Es geht bei "Animal Hoarding" bestimmt nicht nur um Pferde. Welche Tiere trifft es in den meisten Fällen?

Marion Dudla: Am häufigsten betrifft es Hunde und Katzen, aber darüber hinaus sind alle Tiere, auch Wildtiere betroffen. So hat zum Beispiel jemand Wildvögel gesammelt. Oft gibt es auch Mischformen, dass etwa jemand Hunde, Meerschweinchen und Pferde sammelt.

Wie muss man sich die Leiden der gequälten Tiere vorstellen?

Marion Dudla: Ein Kriterium für die Krankheit ist, dass die Tiere zu wenig Platz haben und sie damit unter schlimmsten hygienischen Bedingungen leben müssen. Der "Hoarder" ist nicht mehr in der Lage, die Lebewesen angemessen zu versorgen.

Damit gehen Unterernährung, Krankheiten und Parasitenbefall einher. Bei den Pferden in Niedersachsen konnte man sehen, dass die Hufe nicht mehr gepflegt wurden. Die Tiere sind generell in einem ganz schrecklichen Zustand.

Was ist denn das eigentliche Problem der "Animal Hoarder"?

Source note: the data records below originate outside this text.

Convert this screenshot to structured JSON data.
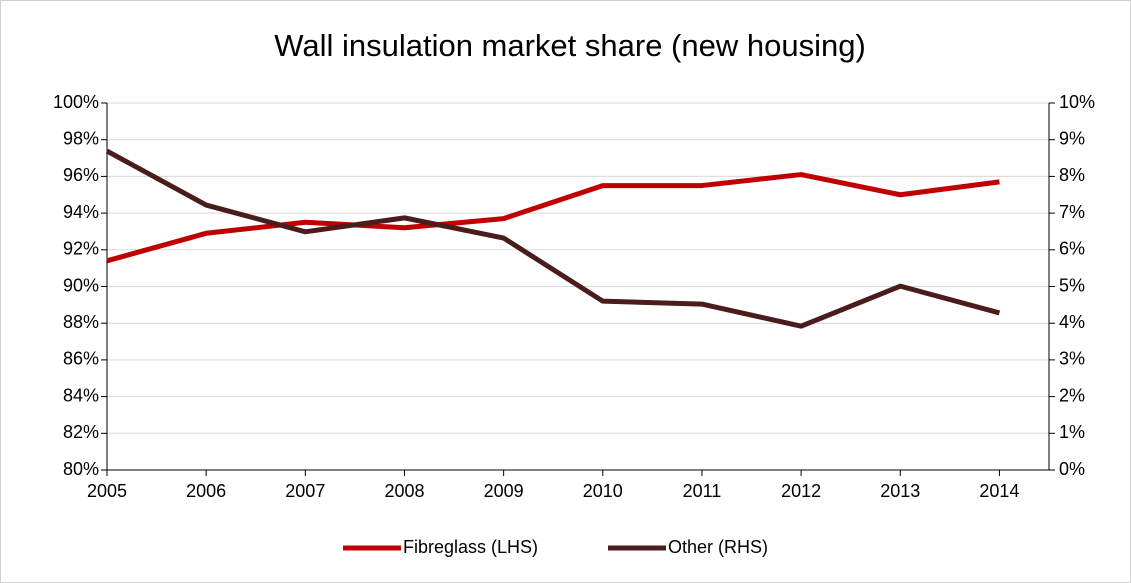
{
  "chart_data": {
    "type": "line",
    "title": "Wall insulation market share (new housing)",
    "x": [
      2005,
      2006,
      2007,
      2008,
      2009,
      2010,
      2011,
      2012,
      2013,
      2014
    ],
    "xlim": [
      2005,
      2014.5
    ],
    "xticks": [
      2005,
      2006,
      2007,
      2008,
      2009,
      2010,
      2011,
      2012,
      2013,
      2014
    ],
    "series": [
      {
        "name": "Fibreglass (LHS)",
        "color": "#c00000",
        "values": [
          91.4,
          92.9,
          93.5,
          93.2,
          93.7,
          95.5,
          95.5,
          96.1,
          95.0,
          95.7
        ]
      },
      {
        "name": "Other (RHS)",
        "color": "#4a1c1c",
        "axis": "y2",
        "values": [
          8.69,
          7.22,
          6.49,
          6.87,
          6.32,
          4.6,
          4.52,
          3.92,
          5.01,
          4.28
        ]
      }
    ],
    "ylim": [
      80,
      100
    ],
    "yticks": [
      {
        "value": 80,
        "label": "80%"
      },
      {
        "value": 82,
        "label": "82%"
      },
      {
        "value": 84,
        "label": "84%"
      },
      {
        "value": 86,
        "label": "86%"
      },
      {
        "value": 88,
        "label": "88%"
      },
      {
        "value": 90,
        "label": "90%"
      },
      {
        "value": 92,
        "label": "92%"
      },
      {
        "value": 94,
        "label": "94%"
      },
      {
        "value": 96,
        "label": "96%"
      },
      {
        "value": 98,
        "label": "98%"
      },
      {
        "value": 100,
        "label": "100%"
      }
    ],
    "y2lim": [
      0,
      10
    ],
    "y2ticks": [
      {
        "value": 0,
        "label": "0%"
      },
      {
        "value": 1,
        "label": "1%"
      },
      {
        "value": 2,
        "label": "2%"
      },
      {
        "value": 3,
        "label": "3%"
      },
      {
        "value": 4,
        "label": "4%"
      },
      {
        "value": 5,
        "label": "5%"
      },
      {
        "value": 6,
        "label": "6%"
      },
      {
        "value": 7,
        "label": "7%"
      },
      {
        "value": 8,
        "label": "8%"
      },
      {
        "value": 9,
        "label": "9%"
      },
      {
        "value": 10,
        "label": "10%"
      }
    ],
    "grid": true,
    "legend": "bottom"
  }
}
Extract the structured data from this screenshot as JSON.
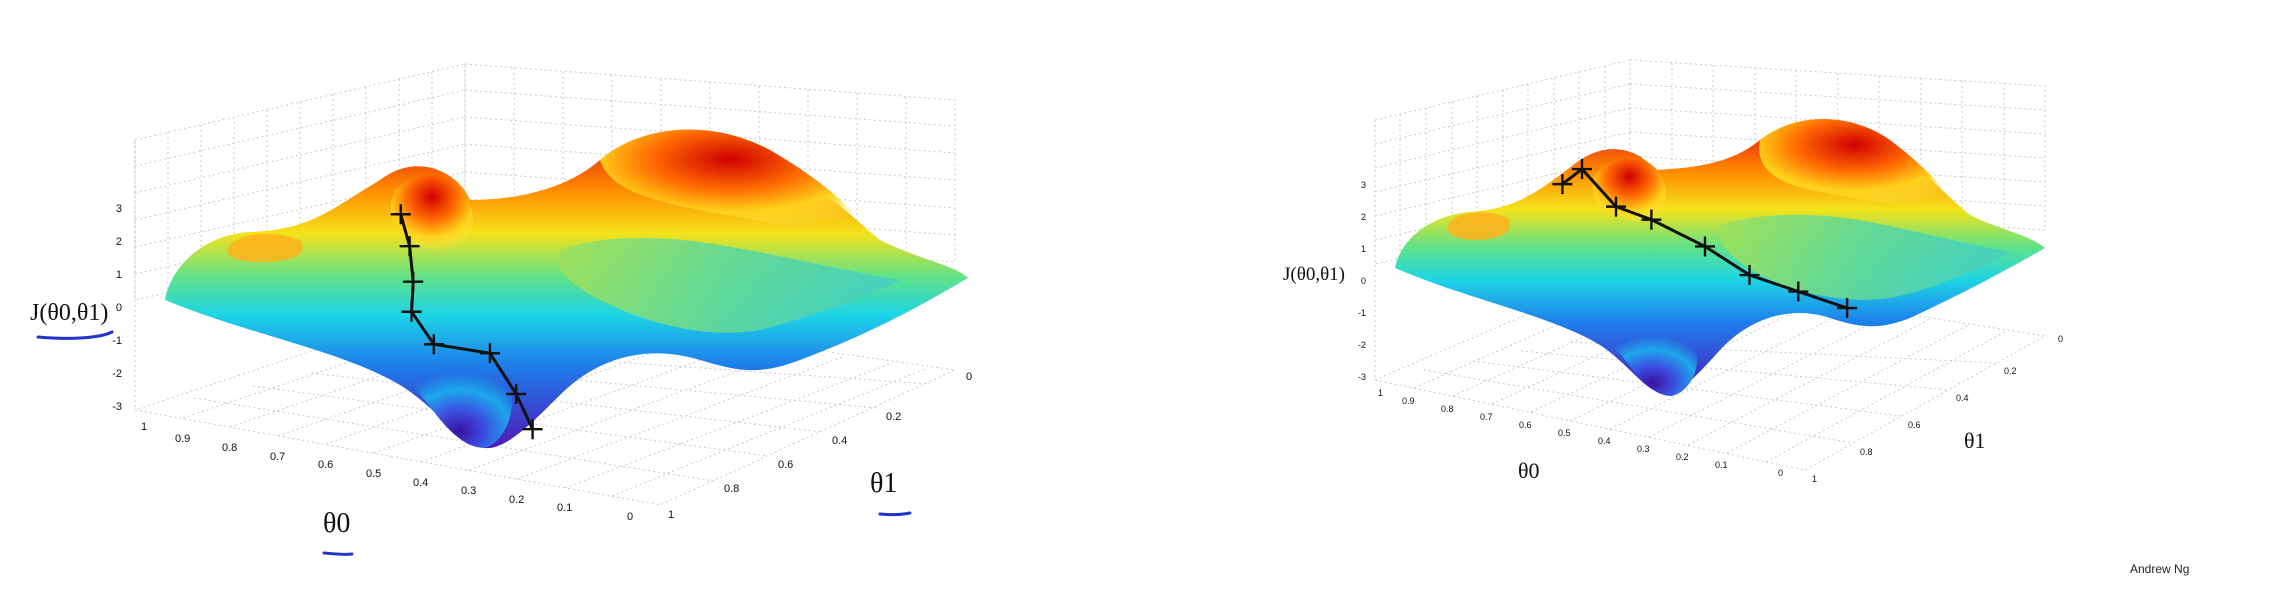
{
  "chart_data": [
    {
      "type": "surface",
      "title": "",
      "xlabel": "θ0",
      "ylabel": "θ1",
      "zlabel": "J(θ0,θ1)",
      "x_ticks": [
        "0",
        "0.1",
        "0.2",
        "0.3",
        "0.4",
        "0.5",
        "0.6",
        "0.7",
        "0.8",
        "0.9",
        "1"
      ],
      "y_ticks": [
        "0",
        "0.2",
        "0.4",
        "0.6",
        "0.8",
        "1"
      ],
      "z_ticks": [
        "-3",
        "-2",
        "-1",
        "0",
        "1",
        "2",
        "3"
      ],
      "xlim": [
        0,
        1
      ],
      "ylim": [
        0,
        1
      ],
      "zlim": [
        -3,
        3
      ],
      "grid": true,
      "colormap": "jet",
      "annotations": [
        "θ0 underlined in blue",
        "θ1 underlined in blue",
        "J(θ0,θ1) underlined in blue"
      ],
      "path": [
        {
          "x": 0.55,
          "y": 0.1,
          "z": 2.0
        },
        {
          "x": 0.55,
          "y": 0.13,
          "z": 1.2
        },
        {
          "x": 0.56,
          "y": 0.16,
          "z": 0.3
        },
        {
          "x": 0.58,
          "y": 0.19,
          "z": -0.5
        },
        {
          "x": 0.56,
          "y": 0.23,
          "z": -1.3
        },
        {
          "x": 0.47,
          "y": 0.26,
          "z": -1.4
        },
        {
          "x": 0.42,
          "y": 0.26,
          "z": -2.2
        },
        {
          "x": 0.4,
          "y": 0.28,
          "z": -3.0
        }
      ]
    },
    {
      "type": "surface",
      "title": "",
      "xlabel": "θ0",
      "ylabel": "θ1",
      "zlabel": "J(θ0,θ1)",
      "x_ticks": [
        "0",
        "0.1",
        "0.2",
        "0.3",
        "0.4",
        "0.5",
        "0.6",
        "0.7",
        "0.8",
        "0.9",
        "1"
      ],
      "y_ticks": [
        "0",
        "0.2",
        "0.4",
        "0.6",
        "0.8",
        "1"
      ],
      "z_ticks": [
        "-3",
        "-2",
        "-1",
        "0",
        "1",
        "2",
        "3"
      ],
      "xlim": [
        0,
        1
      ],
      "ylim": [
        0,
        1
      ],
      "zlim": [
        -3,
        3
      ],
      "grid": true,
      "colormap": "jet",
      "path": [
        {
          "x": 0.62,
          "y": 0.1,
          "z": 2.0
        },
        {
          "x": 0.58,
          "y": 0.11,
          "z": 2.4
        },
        {
          "x": 0.54,
          "y": 0.18,
          "z": 1.4
        },
        {
          "x": 0.48,
          "y": 0.22,
          "z": 1.1
        },
        {
          "x": 0.4,
          "y": 0.3,
          "z": 0.4
        },
        {
          "x": 0.33,
          "y": 0.36,
          "z": -0.3
        },
        {
          "x": 0.25,
          "y": 0.42,
          "z": -0.7
        },
        {
          "x": 0.17,
          "y": 0.48,
          "z": -1.1
        }
      ]
    }
  ],
  "credit": "Andrew Ng",
  "colors": {
    "annotation_underline": "#2233cc",
    "path": "#111111",
    "grid": "#bdbdbd"
  }
}
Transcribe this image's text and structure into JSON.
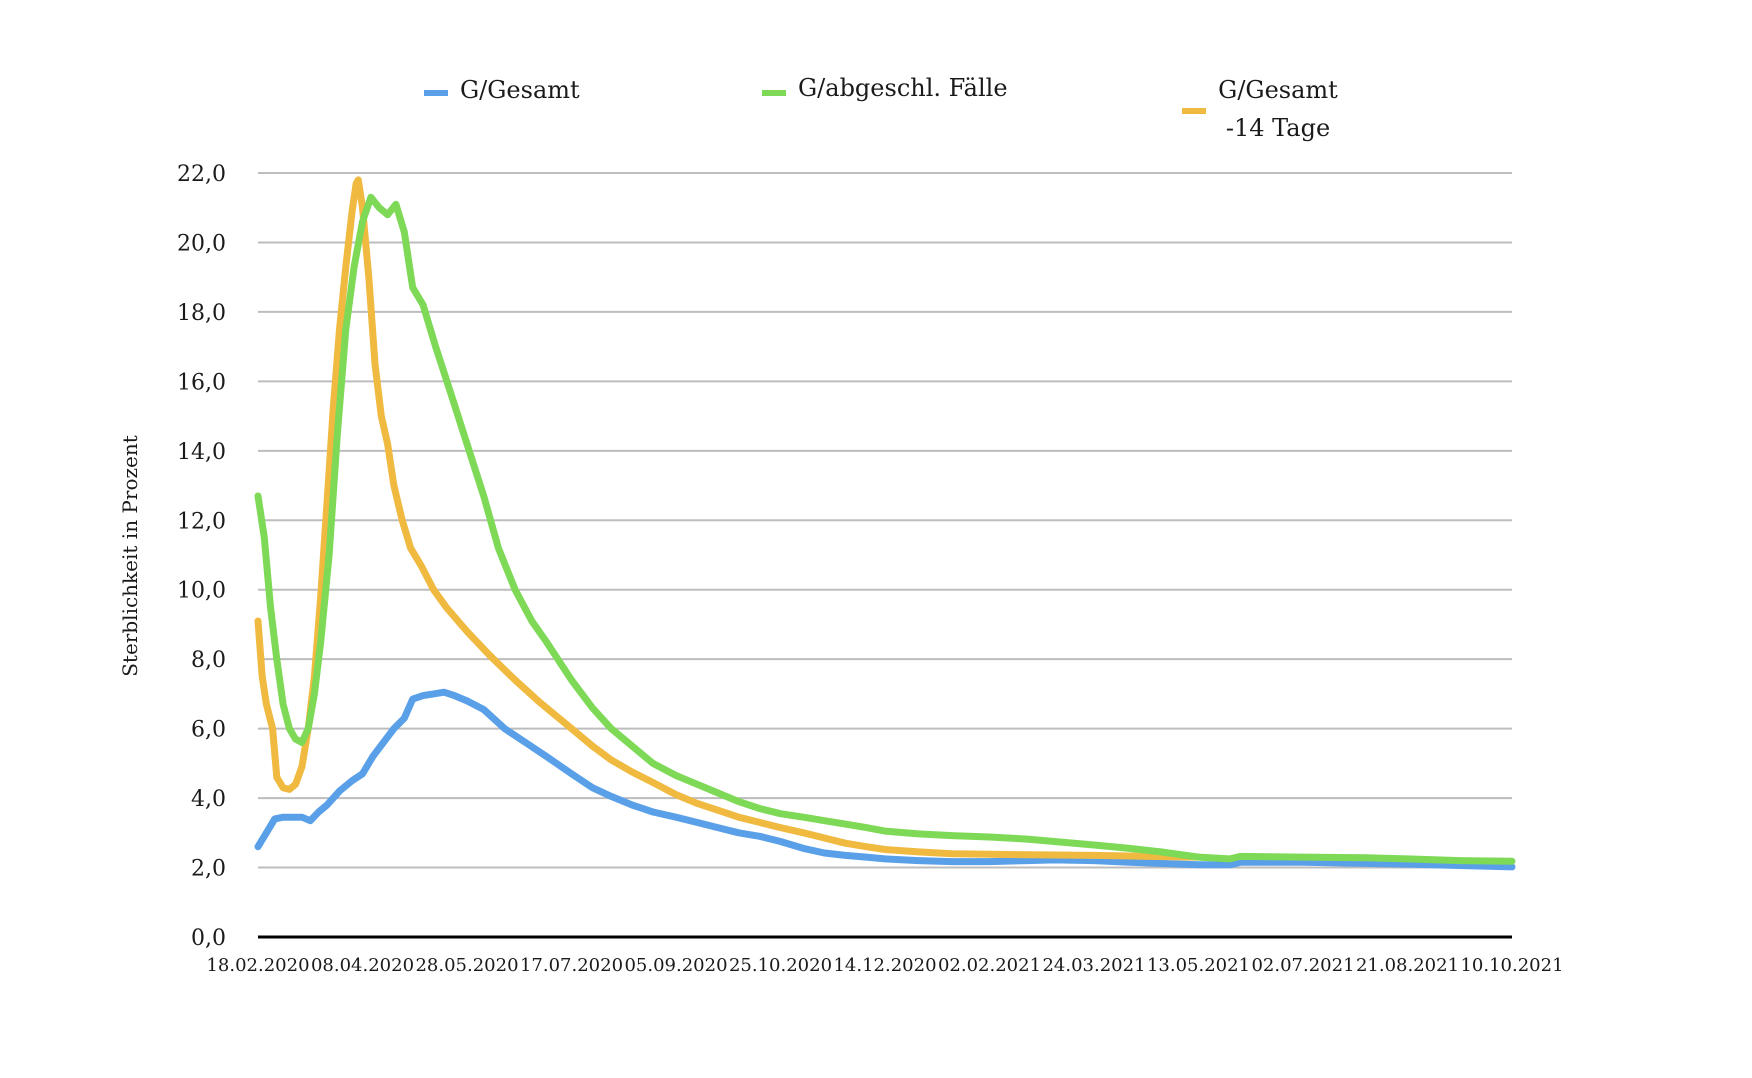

Marion Dudla: Sie erkennen die Situation nicht. Der "Hoarder" wird immer sagen, den Tieren geht es bei mir doch gut. Ich liebe doch meine Tiere. Da fehlt völlig die Einsicht, dass die Tiere quälerisch gehalten werden.

Nach dem Vorfall mit den extrem verwahrlosten Pferden in Niedersachsen wird die Zahl der gemeldeten Verdachtsfälle sicherlich ansteigen. Wie sollte man sich verhalten, wenn man im eigenen Umfeld Hinweise auf "Animal Hoarding" wahrnimmt?

Wenn es komisch riecht oder die Tiere sich seltsam verhalten, sollte man beim Veterinäramt anrufen und dort Bescheid geben. Man kann sich auch an den nächsten Tierschutzverein wenden. Dort erhält man Ratschläge.

Kann man gegen die betroffenen Menschen rechtlich vorgehen?

Marion Dudla: Es ist juristisch schwierig, "Hoarder" zu belangen. Auch wenn es Verdachtsmomente etwa durch Geruchsbelästigung gibt, kommt man an die Leute nicht heran. Das Veterinäramt hat in diesen Fällen kein Zutrittsrecht. Das geht nur, wenn die Leute freiwillig ihre Wohnung oder ihr Haus öffnen. Wenn das nicht der Fall ist, müssen der Staatsanwaltschaft Beweise vorgelegt werden. Aber an diese Beweise heranzukommen, ist schwierig. Die Betroffenen leben in der Regel ja sehr abgeschottet.

Es gibt also offensichtlich Handlungsbedarf, oder?

Marion Dudla: Ja, es ist schwierig diese Menschen tatsächlich zu verurteilen. Die Verfahren laufen außerdem über Jahre. Es sollte sich also rechtlich etwas ändern. An erster Stelle muss aber die Therapie für den Menschen stehen und alle Tiere müssen weggeschafft werden. Ein "Animal Hoarder" wird nämlich immer wieder anfangen, Tiere zu sammeln, weil er krank ist. Oft müssen wir beobachten, dass Betroffene in ein anderes Bundesland umziehen und dort wieder von vorne anfangen. Wir brauchen also auch ein zentrales Melderegister.

Marion Dudla ist Sprecherin beim deutschen Tierschutzbund in Bonn.